What he didn’t know was how he could find his way back, and whether Indy could ever forgive him for pushing her way.
“Can you forgive me, Indy?” he asked.
“First, I heartily approve of your clandestine activities. All that single-minded pursuit of justice and that unerring sense of duty is actually quite attractive. And I’ve always wondered why a man who is supposed to lead such an indolent, intemperate existence has a body that is sculpted from marble.”
That certainly wasn’t the response he’d been expecting. But then Indy always surprised him.
“Espionage isn’t a glamorous profession, Indy. Violence begets violence. War begets war. I’ve seen terrible things. I’ve seen men treat each other like animals. Men thinking of other men as less than human, as other. But we all bleed, Indy. We all bleed the same red blood. Inside we’re all the same. I’m not trying to excuse the way I treated you. I know it was wrong for me to push you away, to make you hate me. I only thought . . . I thought I was doing it for your protection.”
“Second,” she continued. “I had a realization today. I thought it might be the result of looking at you through vodka-colored spectacles, but now I know what I felt was true. Everyone wants to be loved, Raven. I want to be loved. I don’t want to be hurt. But I can’t have one without the possibility of the other. I’m strong enough to admit that I love you with no requirement that you say the words back to me.”
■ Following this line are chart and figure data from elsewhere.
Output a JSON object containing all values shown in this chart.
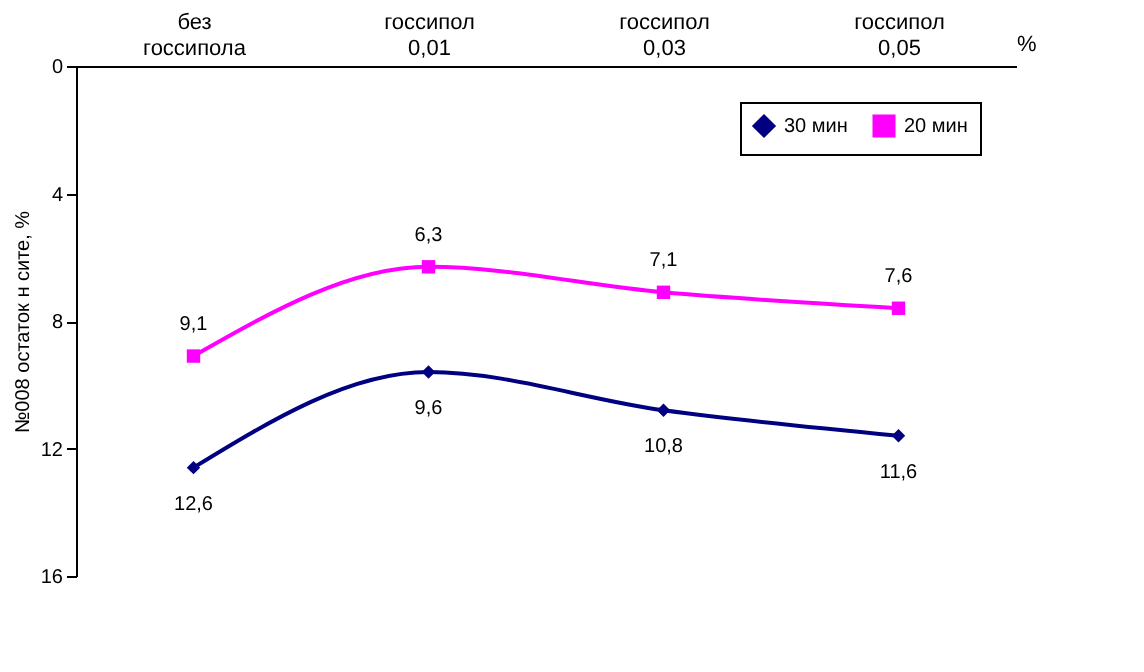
{
  "chart_data": {
    "type": "line",
    "categories": [
      "без\nгоссипола",
      "госсипол\n0,01",
      "госсипол\n0,03",
      "госсипол\n0,05"
    ],
    "xlabel": "%",
    "ylabel": "№008 остаток н сите, %",
    "ylim": [
      16,
      0
    ],
    "yticks": [
      0,
      4,
      8,
      12,
      16
    ],
    "series": [
      {
        "name": "30 мин",
        "color": "#000080",
        "marker": "diamond",
        "values": [
          12.6,
          9.6,
          10.8,
          11.6
        ],
        "value_labels": [
          "12,6",
          "9,6",
          "10,8",
          "11,6"
        ]
      },
      {
        "name": "20 мин",
        "color": "#ff00ff",
        "marker": "square",
        "values": [
          9.1,
          6.3,
          7.1,
          7.6
        ],
        "value_labels": [
          "9,1",
          "6,3",
          "7,1",
          "7,6"
        ]
      }
    ],
    "grid": false,
    "legend": "top right"
  }
}
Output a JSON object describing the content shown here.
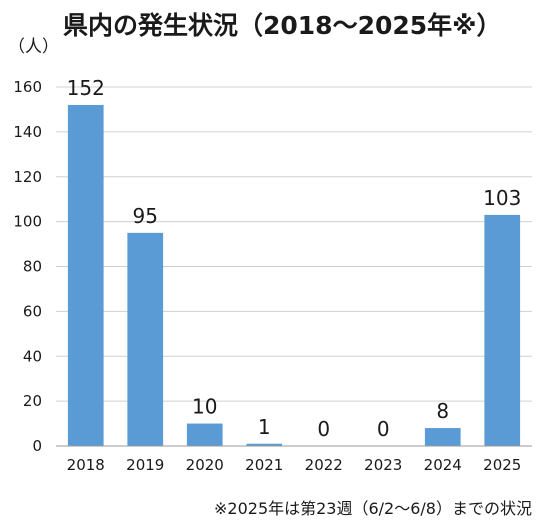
{
  "chart_data": {
    "type": "bar",
    "title": "県内の発生状況（2018～2025年※）",
    "ylabel": "（人）",
    "xlabel": "",
    "categories": [
      "2018",
      "2019",
      "2020",
      "2021",
      "2022",
      "2023",
      "2024",
      "2025"
    ],
    "values": [
      152,
      95,
      10,
      1,
      0,
      0,
      8,
      103
    ],
    "data_labels": [
      "152",
      "95",
      "10",
      "1",
      "0",
      "0",
      "8",
      "103"
    ],
    "yticks": [
      "0",
      "20",
      "40",
      "60",
      "80",
      "100",
      "120",
      "140",
      "160"
    ],
    "ylim": [
      0,
      160
    ],
    "grid": true,
    "bar_color": "#5b9bd5",
    "note": "※2025年は第23週（6/2～6/8）までの状況"
  }
}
“Indy.” He clasped her against his chest. “Why?”
“Why do I love you? Because you trust me. Because we make a good team. You make me laugh. You love your family and made sacrifices so that they could have a better life. I love you because you rescued me from that madman with a knife.”
She lifted her head and stared into his eyes. “I love you because you laugh at my jokes, but you never laugh at my ambitions. And I love you because . . . I always have. And I always will. Now kiss me, you big dolt of a duke. And don’t worry about my head, I have a thick skull. Must have, if I love you.”